Because of this job change and because of books and other study costs, our family income was reduced by 700 euros (around 860 US dollars) a month. Even when I then got a job as a teacher this didn’t change much: it’s not the best paid career.
All in all, we have had to make some pretty big sacrifices, and I’ve sometimes berated my 18-year-old self for not having finished my studies at that age – all my careers (nurse, journalist and writer) were started at an older age.
I like teaching a lot, but it’s also very hard. The students, teenagers at MBO level (senior vocational education – LP) are not always the easiest group to instruct, and a lot of necessary conditions for teaching aren’t met. Like with nursing it’s all about those magical moments, when you manage to really teach somebody something, a fun class, having a good interaction with a student.
On Instagram you regularly post about rowing, more specifically longboat rowing. How did your discover this sport and what do you like about it so much? What has longboat rowing added to your life?

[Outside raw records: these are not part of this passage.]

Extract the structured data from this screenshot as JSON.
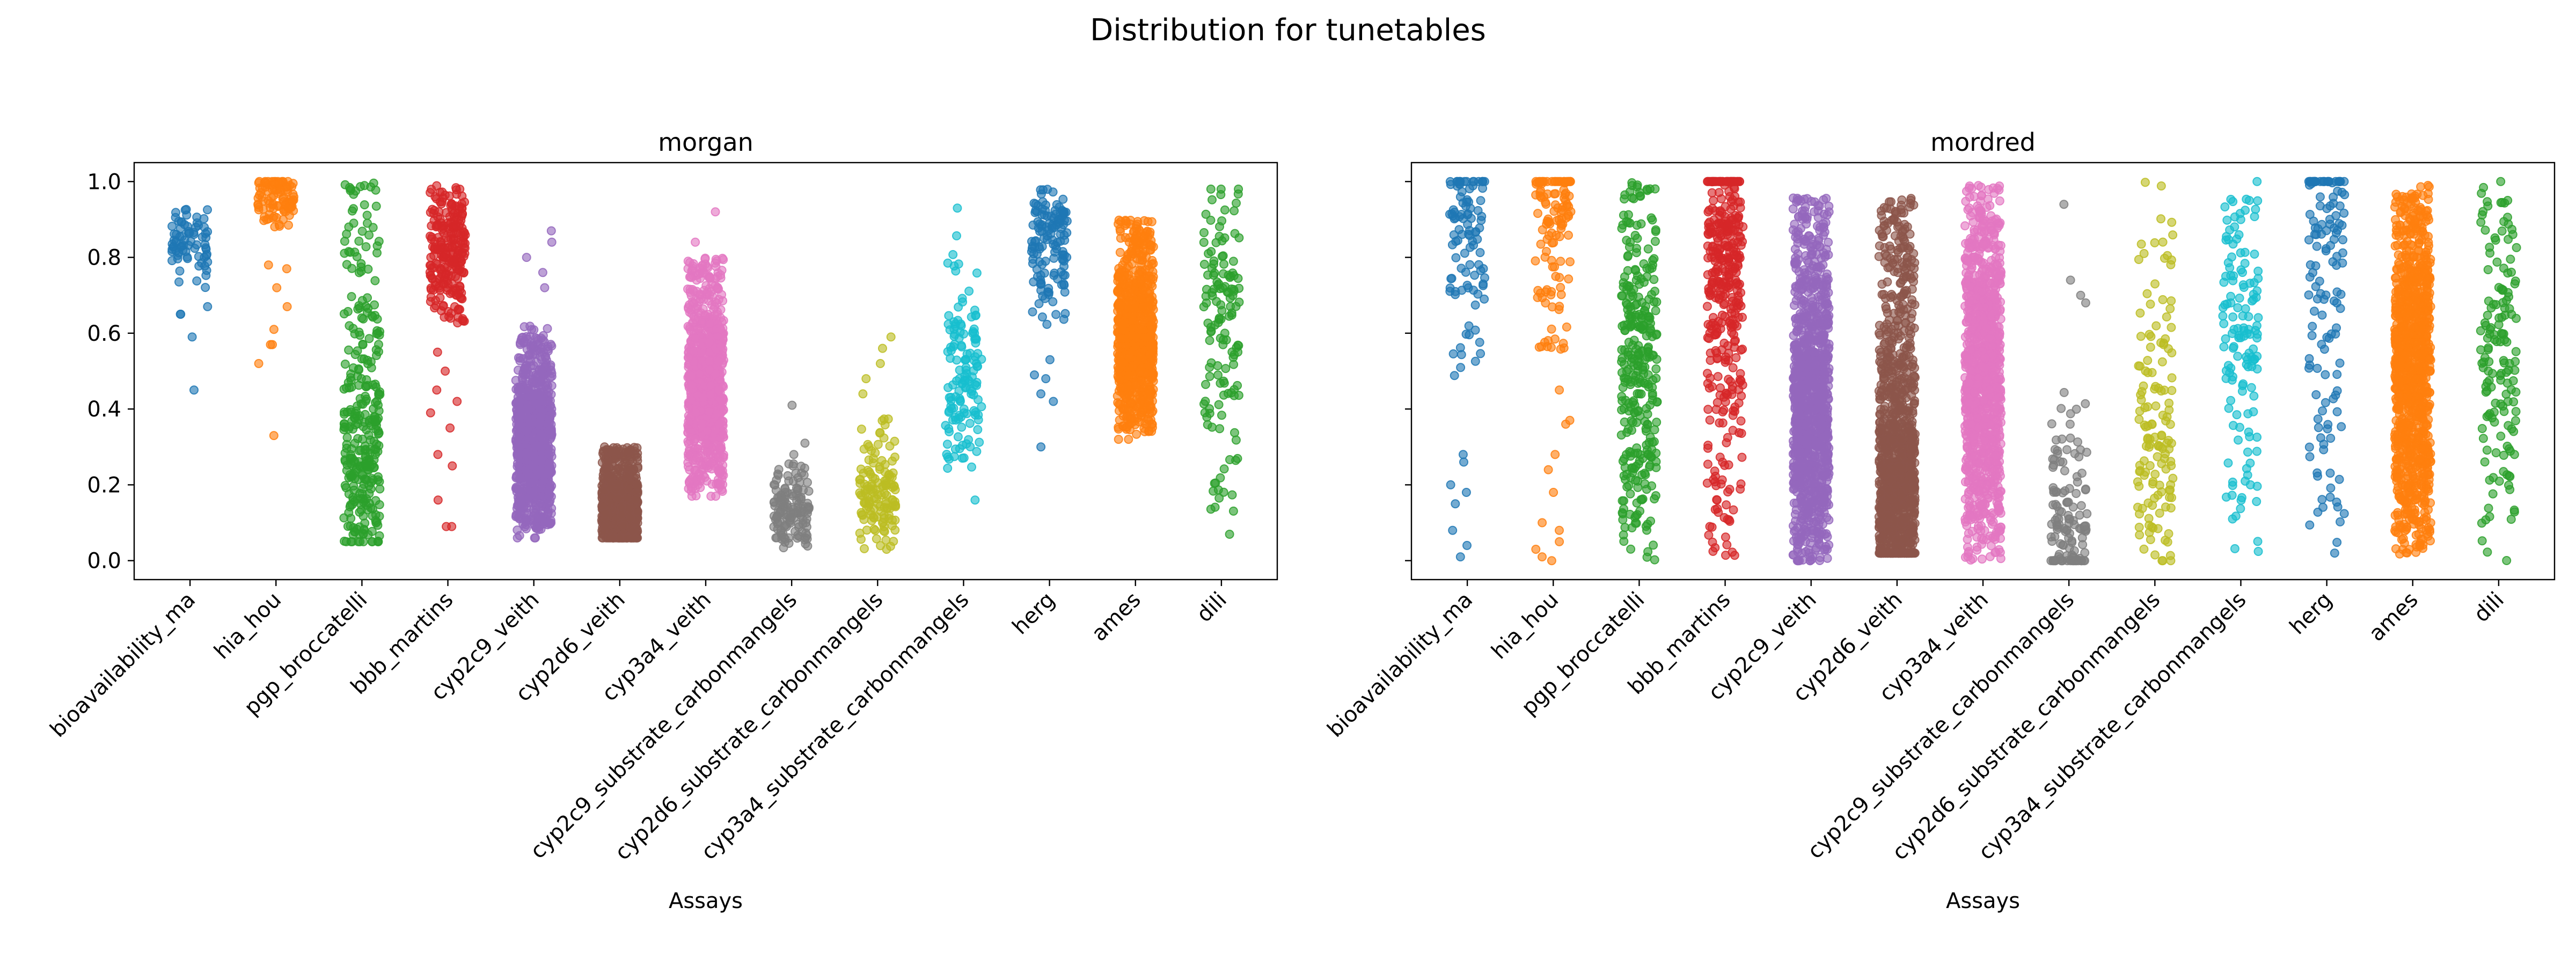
{
  "figure": {
    "suptitle": "Distribution for tunetables"
  },
  "chart_data": [
    {
      "type": "strip",
      "title": "morgan",
      "xlabel": "Assays",
      "ylabel": "",
      "ylim": [
        -0.05,
        1.05
      ],
      "yticks": [
        "0.0",
        "0.2",
        "0.4",
        "0.6",
        "0.8",
        "1.0"
      ],
      "ytick_values": [
        0.0,
        0.2,
        0.4,
        0.6,
        0.8,
        1.0
      ],
      "show_ytick_labels": true,
      "grid": false,
      "series": [
        {
          "name": "bioavailability_ma",
          "color": "#1f77b4",
          "n": 80,
          "min": 0.45,
          "max": 0.95,
          "median": 0.85,
          "lo": 0.72,
          "hi": 0.94,
          "outliers": [
            0.45,
            0.59,
            0.65,
            0.65,
            0.67
          ]
        },
        {
          "name": "hia_hou",
          "color": "#ff7f0e",
          "n": 110,
          "min": 0.33,
          "max": 1.0,
          "median": 0.97,
          "lo": 0.88,
          "hi": 1.0,
          "outliers": [
            0.33,
            0.52,
            0.57,
            0.57,
            0.61,
            0.67,
            0.72,
            0.77,
            0.78
          ]
        },
        {
          "name": "pgp_broccatelli",
          "color": "#2ca02c",
          "n": 320,
          "min": 0.05,
          "max": 1.0,
          "median": 0.3,
          "lo": 0.05,
          "hi": 1.0,
          "outliers": []
        },
        {
          "name": "bbb_martins",
          "color": "#d62728",
          "n": 260,
          "min": 0.09,
          "max": 0.99,
          "median": 0.82,
          "lo": 0.62,
          "hi": 0.99,
          "outliers": [
            0.09,
            0.09,
            0.16,
            0.25,
            0.28,
            0.35,
            0.39,
            0.42,
            0.45,
            0.5,
            0.55
          ]
        },
        {
          "name": "cyp2c9_veith",
          "color": "#9467bd",
          "n": 900,
          "min": 0.06,
          "max": 0.87,
          "median": 0.3,
          "lo": 0.08,
          "hi": 0.62,
          "outliers": [
            0.72,
            0.76,
            0.8,
            0.84,
            0.87
          ]
        },
        {
          "name": "cyp2d6_veith",
          "color": "#8c564b",
          "n": 900,
          "min": 0.06,
          "max": 0.31,
          "median": 0.12,
          "lo": 0.06,
          "hi": 0.3,
          "outliers": []
        },
        {
          "name": "cyp3a4_veith",
          "color": "#e377c2",
          "n": 900,
          "min": 0.17,
          "max": 0.92,
          "median": 0.45,
          "lo": 0.18,
          "hi": 0.8,
          "outliers": [
            0.84,
            0.92
          ]
        },
        {
          "name": "cyp2c9_substrate_carbonmangels",
          "color": "#7f7f7f",
          "n": 140,
          "min": 0.02,
          "max": 0.41,
          "median": 0.12,
          "lo": 0.03,
          "hi": 0.26,
          "outliers": [
            0.28,
            0.31,
            0.41
          ]
        },
        {
          "name": "cyp2d6_substrate_carbonmangels",
          "color": "#bcbd22",
          "n": 140,
          "min": 0.03,
          "max": 0.59,
          "median": 0.18,
          "lo": 0.04,
          "hi": 0.4,
          "outliers": [
            0.44,
            0.48,
            0.52,
            0.56,
            0.59
          ]
        },
        {
          "name": "cyp3a4_substrate_carbonmangels",
          "color": "#17becf",
          "n": 140,
          "min": 0.16,
          "max": 0.93,
          "median": 0.5,
          "lo": 0.24,
          "hi": 0.88,
          "outliers": [
            0.16,
            0.93
          ]
        },
        {
          "name": "herg",
          "color": "#1f77b4",
          "n": 140,
          "min": 0.3,
          "max": 0.98,
          "median": 0.85,
          "lo": 0.62,
          "hi": 0.98,
          "outliers": [
            0.3,
            0.42,
            0.44,
            0.48,
            0.49,
            0.53
          ]
        },
        {
          "name": "ames",
          "color": "#ff7f0e",
          "n": 900,
          "min": 0.32,
          "max": 0.91,
          "median": 0.58,
          "lo": 0.34,
          "hi": 0.9,
          "outliers": []
        },
        {
          "name": "dili",
          "color": "#2ca02c",
          "n": 140,
          "min": 0.03,
          "max": 0.98,
          "median": 0.65,
          "lo": 0.05,
          "hi": 0.98,
          "outliers": []
        }
      ]
    },
    {
      "type": "strip",
      "title": "mordred",
      "xlabel": "Assays",
      "ylabel": "",
      "ylim": [
        -0.05,
        1.05
      ],
      "yticks": [
        "0.0",
        "0.2",
        "0.4",
        "0.6",
        "0.8",
        "1.0"
      ],
      "ytick_values": [
        0.0,
        0.2,
        0.4,
        0.6,
        0.8,
        1.0
      ],
      "show_ytick_labels": false,
      "grid": false,
      "series": [
        {
          "name": "bioavailability_ma",
          "color": "#1f77b4",
          "n": 110,
          "min": 0.01,
          "max": 1.0,
          "median": 0.92,
          "lo": 0.45,
          "hi": 1.0,
          "outliers": [
            0.01,
            0.04,
            0.08,
            0.15,
            0.18,
            0.2,
            0.26,
            0.28
          ]
        },
        {
          "name": "hia_hou",
          "color": "#ff7f0e",
          "n": 130,
          "min": 0.0,
          "max": 1.0,
          "median": 0.96,
          "lo": 0.55,
          "hi": 1.0,
          "outliers": [
            0.0,
            0.01,
            0.03,
            0.05,
            0.08,
            0.1,
            0.18,
            0.24,
            0.28,
            0.36,
            0.37,
            0.45
          ]
        },
        {
          "name": "pgp_broccatelli",
          "color": "#2ca02c",
          "n": 320,
          "min": 0.0,
          "max": 1.0,
          "median": 0.5,
          "lo": 0.0,
          "hi": 1.0,
          "outliers": []
        },
        {
          "name": "bbb_martins",
          "color": "#d62728",
          "n": 380,
          "min": 0.0,
          "max": 1.0,
          "median": 0.8,
          "lo": 0.0,
          "hi": 1.0,
          "outliers": []
        },
        {
          "name": "cyp2c9_veith",
          "color": "#9467bd",
          "n": 1100,
          "min": 0.0,
          "max": 0.97,
          "median": 0.4,
          "lo": 0.0,
          "hi": 0.96,
          "outliers": []
        },
        {
          "name": "cyp2d6_veith",
          "color": "#8c564b",
          "n": 1100,
          "min": 0.02,
          "max": 0.98,
          "median": 0.15,
          "lo": 0.02,
          "hi": 0.96,
          "outliers": []
        },
        {
          "name": "cyp3a4_veith",
          "color": "#e377c2",
          "n": 1100,
          "min": 0.0,
          "max": 0.99,
          "median": 0.5,
          "lo": 0.0,
          "hi": 0.99,
          "outliers": []
        },
        {
          "name": "cyp2c9_substrate_carbonmangels",
          "color": "#7f7f7f",
          "n": 130,
          "min": 0.0,
          "max": 0.94,
          "median": 0.05,
          "lo": 0.0,
          "hi": 0.45,
          "outliers": [
            0.68,
            0.7,
            0.74,
            0.94
          ]
        },
        {
          "name": "cyp2d6_substrate_carbonmangels",
          "color": "#bcbd22",
          "n": 140,
          "min": 0.0,
          "max": 1.0,
          "median": 0.3,
          "lo": 0.0,
          "hi": 1.0,
          "outliers": []
        },
        {
          "name": "cyp3a4_substrate_carbonmangels",
          "color": "#17becf",
          "n": 140,
          "min": 0.0,
          "max": 1.0,
          "median": 0.6,
          "lo": 0.0,
          "hi": 1.0,
          "outliers": []
        },
        {
          "name": "herg",
          "color": "#1f77b4",
          "n": 140,
          "min": 0.0,
          "max": 1.0,
          "median": 0.9,
          "lo": 0.0,
          "hi": 1.0,
          "outliers": []
        },
        {
          "name": "ames",
          "color": "#ff7f0e",
          "n": 1100,
          "min": 0.01,
          "max": 0.99,
          "median": 0.5,
          "lo": 0.01,
          "hi": 0.99,
          "outliers": []
        },
        {
          "name": "dili",
          "color": "#2ca02c",
          "n": 150,
          "min": 0.0,
          "max": 1.0,
          "median": 0.55,
          "lo": 0.0,
          "hi": 1.0,
          "outliers": []
        }
      ]
    }
  ]
}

A friend of mine has been rowing in longboats for 20 years and thought it might be something I’d enjoy. I already had experience with “regular” rowing from the age of 16 on, so I decided to try this out. I liked it so much that I joined the longboat rowing club in Hattem, and I’ve been rowing with them for three seasons now. This sport has brought me so much: it has taught me that my body (1.90m/6’3”) isn’t graceless, but strong. It has really changed the way I view my body. The being outside on the water, the huge physical effort: it empties my head and I feel completely free in my body and mind.
What would you still like to accomplish in life?
That my son becomes an adult who can choose to live his life the way he wants to. I would also like to teach in a country that is less well off than The Netherlands. I would like to finish the two manuscripts I have lying around and perhaps see them being published, although I am not holding my breath. I would like to study script writing. And I would like to go on beautiful and perhaps also useful journeys with our son.